PERO AL GRANO, verte por Logroño y no poderte haberte dado un abrazo y buen agasajo, me da una rabia tremenda. Seguro de que podremos hacerlo en otra ocasión, me despido hasta pronto, Pedro Crespo.

pta/ por cierto si pichas en mi avatar del nombre, OTRA coincidencia, enlazaras con el blog del grillo de mi conciencia, que este 4, martes, va del toro bravo "y AMIGO".

J.m. dijo...

Muy bueno no se equivoco en nada.

alvaro dijo...

Reverte es increible,se nota la lucidez que tiene

Jose Miguel Pintor / Mail: jose.m.pintor@gmail.com dijo...

Esos señores responsables de la crisis que tiene contratos blindados con liquidaciones millonarias tenían que pagar por lo que están haciendo. ¿Cómo pueden haber estado ganando porrones de dinero a costa de hundirnos en la miseria y ahora una vez despedidos ellos siguen ganando billones de indemnización mientras mandan al paro a miles de personas? La cárcel es poco para estas alimañas.
Tendríamos que replantearnos de ahora en adelante el sistema económico mundial, pues no es muy normal el que mientras las empresas funcionan y dan calidad, estén detrás un montón de pícaros de corbata jugándose en la bolsa nuestro dinero, puesto de trabajo y futuro como si de un casino se tratara y que de un día a otro cierren una gran empresa por una mala gestión de la bolsa o por un timo bursátil.
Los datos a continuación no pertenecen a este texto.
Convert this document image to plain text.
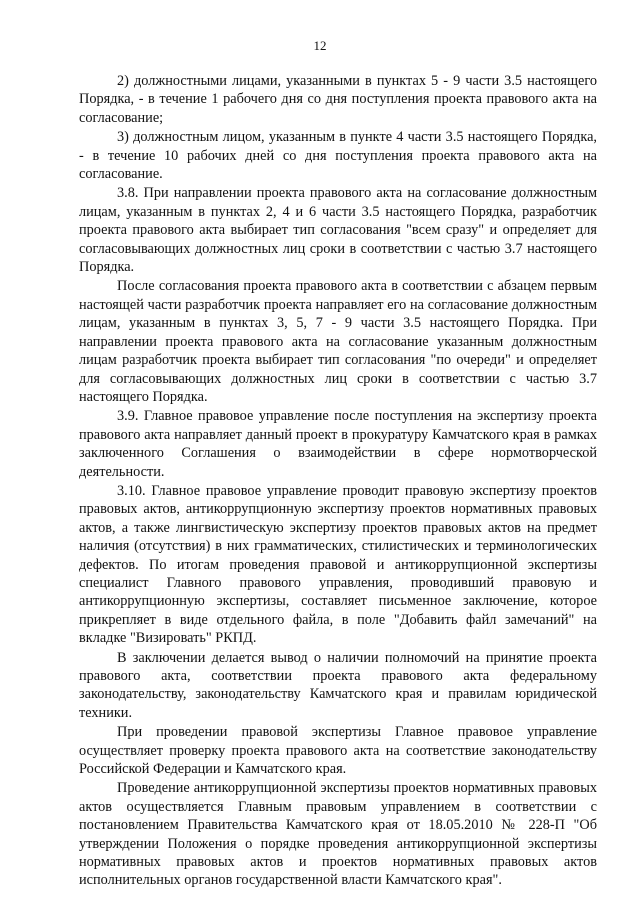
12

2) должностными лицами, указанными в пунктах 5 - 9 части 3.5 настоящего Порядка, - в течение 1 рабочего дня со дня поступления проекта правового акта на согласование;

3) должностным лицом, указанным в пункте 4 части 3.5 настоящего Порядка, - в течение 10 рабочих дней со дня поступления проекта правового акта на согласование.

3.8. При направлении проекта правового акта на согласование должностным лицам, указанным в пунктах 2, 4 и 6 части 3.5 настоящего Порядка, разработчик проекта правового акта выбирает тип согласования "всем сразу" и определяет для согласовывающих должностных лиц сроки в соответствии с частью 3.7 настоящего Порядка.

После согласования проекта правового акта в соответствии с абзацем первым настоящей части разработчик проекта направляет его на согласование должностным лицам, указанным в пунктах 3, 5, 7 - 9 части 3.5 настоящего Порядка. При направлении проекта правового акта на согласование указанным должностным лицам разработчик проекта выбирает тип согласования "по очереди" и определяет для согласовывающих должностных лиц сроки в соответствии с частью 3.7 настоящего Порядка.

3.9. Главное правовое управление после поступления на экспертизу проекта правового акта направляет данный проект в прокуратуру Камчатского края в рамках заключенного Соглашения о взаимодействии в сфере нормотворческой деятельности.

3.10. Главное правовое управление проводит правовую экспертизу проектов правовых актов, антикоррупционную экспертизу проектов нормативных правовых актов, а также лингвистическую экспертизу проектов правовых актов на предмет наличия (отсутствия) в них грамматических, стилистических и терминологических дефектов. По итогам проведения правовой и антикоррупционной экспертизы специалист Главного правового управления, проводивший правовую и антикоррупционную экспертизы, составляет письменное заключение, которое прикрепляет в виде отдельного файла, в поле "Добавить файл замечаний" на вкладке "Визировать" РКПД.

В заключении делается вывод о наличии полномочий на принятие проекта правового акта, соответствии проекта правового акта федеральному законодательству, законодательству Камчатского края и правилам юридической техники.

При проведении правовой экспертизы Главное правовое управление осуществляет проверку проекта правового акта на соответствие законодательству Российской Федерации и Камчатского края.

Проведение антикоррупционной экспертизы проектов нормативных правовых актов осуществляется Главным правовым управлением в соответствии с постановлением Правительства Камчатского края от 18.05.2010 № 228-П "Об утверждении Положения о порядке проведения антикоррупционной экспертизы нормативных правовых актов и проектов нормативных правовых актов исполнительных органов государственной власти Камчатского края".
De todas las formas ya veo que en la próxima reunión del G20 el señor W. Bush no está por la labor de controlar los mercados si no de volver a lo mismo que teníamos, según él “Hay que asegurar el libre mercado”. Estos neoliberales económicos nos llevan a la ruina hinchándose de robar y no solo tenemos que consentírselo sino que además tenemos que pagar sus fallos inyectándoles dinero directamente de nuestros bolsillos. ¿Cómo se va a resolver la crisis si muchos gobiernos que llevan la voz cantante apoyan a los estafadores financieros o incluso diría yo que comparten negocios con ellos?
Como siempre la clase media y baja a perder, los obreros al paro y así dentro de poco las condiciones laborales podrán ser mucho más flexibles si queremos trabajar, despidos gratuitos, movilidad geográfica, jornadas y horarios abusivos y salarios reducidos, vamos que algunos grandes empresarios tienen que estar frotándose las manos a la espera de mano de obra barata. Pero esta es la pescadilla que se muerde la cola, pues ¿Quién comprará ahora los pisos, coches, electrodomésticos y otros productos de mercado si a nosotros nos echan al paro? ¿Solo los banqueros? ¿Cómo vamos a salir de una crisis solo inyectando dineros a los ricos si somos los obreros los que movemos el mercado con nuestro consumo? No se como piensan esos cuatro “Amos del mundo”, pues esto de la economía es una gran pirámide donde los obreros somos la base y si la base se viene abajo todo lo demás se desploma con ellos. Pero a los “Amos del mundo” se la suda todo esto, pues ellos ya están muy bien respaldados y no les va a faltar nunca de comer ni mucho menos. Si el mundo fuera como tenía que ser esos señores tenían que estar picando piedra amarrados de los pies a una cadena.

Anónimo dijo...

No cabe duda de que el Sr. Reverte tiene un tino muy fuera de lo común. Verdaderamente, en este artículo lo demuestra y nos lo pone clarito. Da rabia no poder "agradecer" a estos tiburones de la economía el habernos llevado a la situación que vivímos actualmente, pero que los beneficios les sirvan para gastos hospitalarios y sólo para eso, lo deseo de todo corazón! Un saludo .

yamila dijo...

desde luego clarividente!
por lo visto ya lo teniamos clarisimo en el 98!!!! parece tan actual... parece escrito para esta mismisma crisis!
que hacemos que no lo remediamos!!!???